Ivy League

Dear readers,

A few weeks ago (3/18/15, A24) the New York Times had a lot of letters responding to Frank Bruni’s excellent piece (3/15 column) on admissions to prestigious colleges. Most were on “my side” and Bruni’s—skeptics about value-added.

I was intrigued by his claim that the children of Fortune 500 company heads were not largely graduates of Ivy league schools. I am glad to hear that is still true. It was 30 years ago I know. That is a good sign that we might pull out of what appears to be a dreary future if we only focused on the right things—not on getting in to Harvard.

But that is mostly because there are not enough Ivies for all the high-earners. Some make it going elsewhere. Does it hurt their futures? Bruni thinks not. Probably some of these rich losers end up at Ivy-league grad schools. In any case they will not be unemployed. And, probably, it is true that for poor kids, and kids of color, the Harvard/Yale/Princeton badge get many more interviews and probably jobs. But the number are small.

So, imagine again. Suppose Harvard started taking in mostly kids of color and those from poor families. Would that soon even up the future earnings and job status of Black and white, rich and poor kids? Especially if all the most prestigious schools—even the top non-Ivies—did the same? Or would it merely create a different pecking order of what constituted a top-notch school?

Or suppose 100% of all students got BAs, does that mean that the statistically significant economic advantage that comes with having a BA would rise, fall, or stay the same? Or if all got MAs? And supposing that it could be demonstrated that they hadn’t lowered “standards” to achieve these results?   Would every additional BA or MA create an additional well paying job? Is that just the way the market place works?


3 Responses

  1. Great questions. Is there any research to help answer your questions?

  2. From my reading in that area, in developing countries raising in educational level of the population does help the economy. But in Developed countries, The cause effect is more the other direction. The economy and work force needs is what stimulate educational levels.

  3. There is difference between the reputation of any school, real-world achievement of lasting value, markets and the logic of zero-sum games,or stack ratings with cut scores for some combination of performance and reputation. Any fairly consistent alignment between reputation and achievement produces a big halo effect. The job of the institution is to keep that going. The Ivy’s know how to do that, and across generations. They also know what to do with Andy Warhol’s rule “Fame is a function of publicity.” (A hip version of Campbell’s law).

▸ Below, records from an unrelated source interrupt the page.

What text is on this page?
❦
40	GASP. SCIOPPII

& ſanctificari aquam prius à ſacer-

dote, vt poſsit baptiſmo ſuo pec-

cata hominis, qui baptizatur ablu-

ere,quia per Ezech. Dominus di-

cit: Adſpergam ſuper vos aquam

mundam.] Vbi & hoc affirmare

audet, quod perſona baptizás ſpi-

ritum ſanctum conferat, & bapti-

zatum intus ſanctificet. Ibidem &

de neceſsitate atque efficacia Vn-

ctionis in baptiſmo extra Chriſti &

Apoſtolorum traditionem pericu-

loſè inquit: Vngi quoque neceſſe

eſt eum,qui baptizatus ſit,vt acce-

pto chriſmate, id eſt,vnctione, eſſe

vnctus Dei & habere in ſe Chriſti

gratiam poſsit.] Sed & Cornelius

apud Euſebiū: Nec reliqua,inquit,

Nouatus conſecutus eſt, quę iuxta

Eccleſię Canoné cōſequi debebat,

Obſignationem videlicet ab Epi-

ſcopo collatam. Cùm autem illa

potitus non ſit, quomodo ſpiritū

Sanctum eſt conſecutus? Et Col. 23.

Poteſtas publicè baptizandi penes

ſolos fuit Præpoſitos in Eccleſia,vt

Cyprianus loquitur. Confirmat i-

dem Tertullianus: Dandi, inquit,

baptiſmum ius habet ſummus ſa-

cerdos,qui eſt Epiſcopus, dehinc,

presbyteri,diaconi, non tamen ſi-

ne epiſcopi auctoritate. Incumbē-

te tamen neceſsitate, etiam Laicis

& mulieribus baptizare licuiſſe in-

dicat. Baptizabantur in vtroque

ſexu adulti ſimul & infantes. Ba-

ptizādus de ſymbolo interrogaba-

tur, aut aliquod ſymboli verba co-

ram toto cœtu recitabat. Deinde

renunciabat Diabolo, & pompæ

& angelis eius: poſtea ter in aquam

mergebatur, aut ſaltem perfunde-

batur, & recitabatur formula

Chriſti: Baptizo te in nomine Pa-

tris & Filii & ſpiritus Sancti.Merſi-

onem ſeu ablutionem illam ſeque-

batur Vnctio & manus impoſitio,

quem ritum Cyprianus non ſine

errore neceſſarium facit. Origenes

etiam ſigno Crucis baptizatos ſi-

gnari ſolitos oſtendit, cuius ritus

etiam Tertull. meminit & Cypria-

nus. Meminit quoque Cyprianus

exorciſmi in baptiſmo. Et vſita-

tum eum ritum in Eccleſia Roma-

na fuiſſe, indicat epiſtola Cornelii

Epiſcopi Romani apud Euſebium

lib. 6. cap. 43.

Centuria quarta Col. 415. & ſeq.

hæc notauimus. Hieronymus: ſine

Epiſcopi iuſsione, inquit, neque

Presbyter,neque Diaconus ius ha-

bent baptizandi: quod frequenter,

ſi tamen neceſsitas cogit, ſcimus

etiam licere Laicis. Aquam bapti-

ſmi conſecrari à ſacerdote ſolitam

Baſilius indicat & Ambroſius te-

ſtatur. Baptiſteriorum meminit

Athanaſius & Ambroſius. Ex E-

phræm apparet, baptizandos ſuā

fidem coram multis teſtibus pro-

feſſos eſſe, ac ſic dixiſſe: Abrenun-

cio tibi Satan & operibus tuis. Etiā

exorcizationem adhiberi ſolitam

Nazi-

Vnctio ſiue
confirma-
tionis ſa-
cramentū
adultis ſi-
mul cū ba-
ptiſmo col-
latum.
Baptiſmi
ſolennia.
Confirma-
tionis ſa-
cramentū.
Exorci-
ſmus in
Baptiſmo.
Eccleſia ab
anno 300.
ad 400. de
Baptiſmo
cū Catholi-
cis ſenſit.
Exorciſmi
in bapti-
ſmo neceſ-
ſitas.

    The economy of any nation is shaped by a number of factors, including trustworthy institutions–legal, banking-governing. Arguably some of the best and brightest from the Ivy league colleges helped tank the economy, and also have more Nobel prizes (even in economics) than could stop the fraud, waste, and abuse of eager beavers as skilled in their work as those at ENRON. The OECD downgraded the US on economic competitiveness.. Disfunctional governance and failure of financial regulation were major reasons.

    If you want to see some great stats on the bearing of education and other “resources” on the economy, go to TED and look at the visuals over time created by Hans Rosling. For a more mundane but sobering look at the data on labor markets, education, and job insecurity see http://www.bls.gov/news.release/nlsoy.nr0.htm

    For the value of a liberal arts degree–much maligned by policy makers who think universities should be job factories–see https://www.aacu.org/press/press-releases/new-report-documents-liberal-arts-disciplines-prepare-graduates-long-term

    Finally, if you want to know the economic worth of preschool for NYC, in 2013-2014, it is about $50,650. Look for Robinhood Foundation metrics.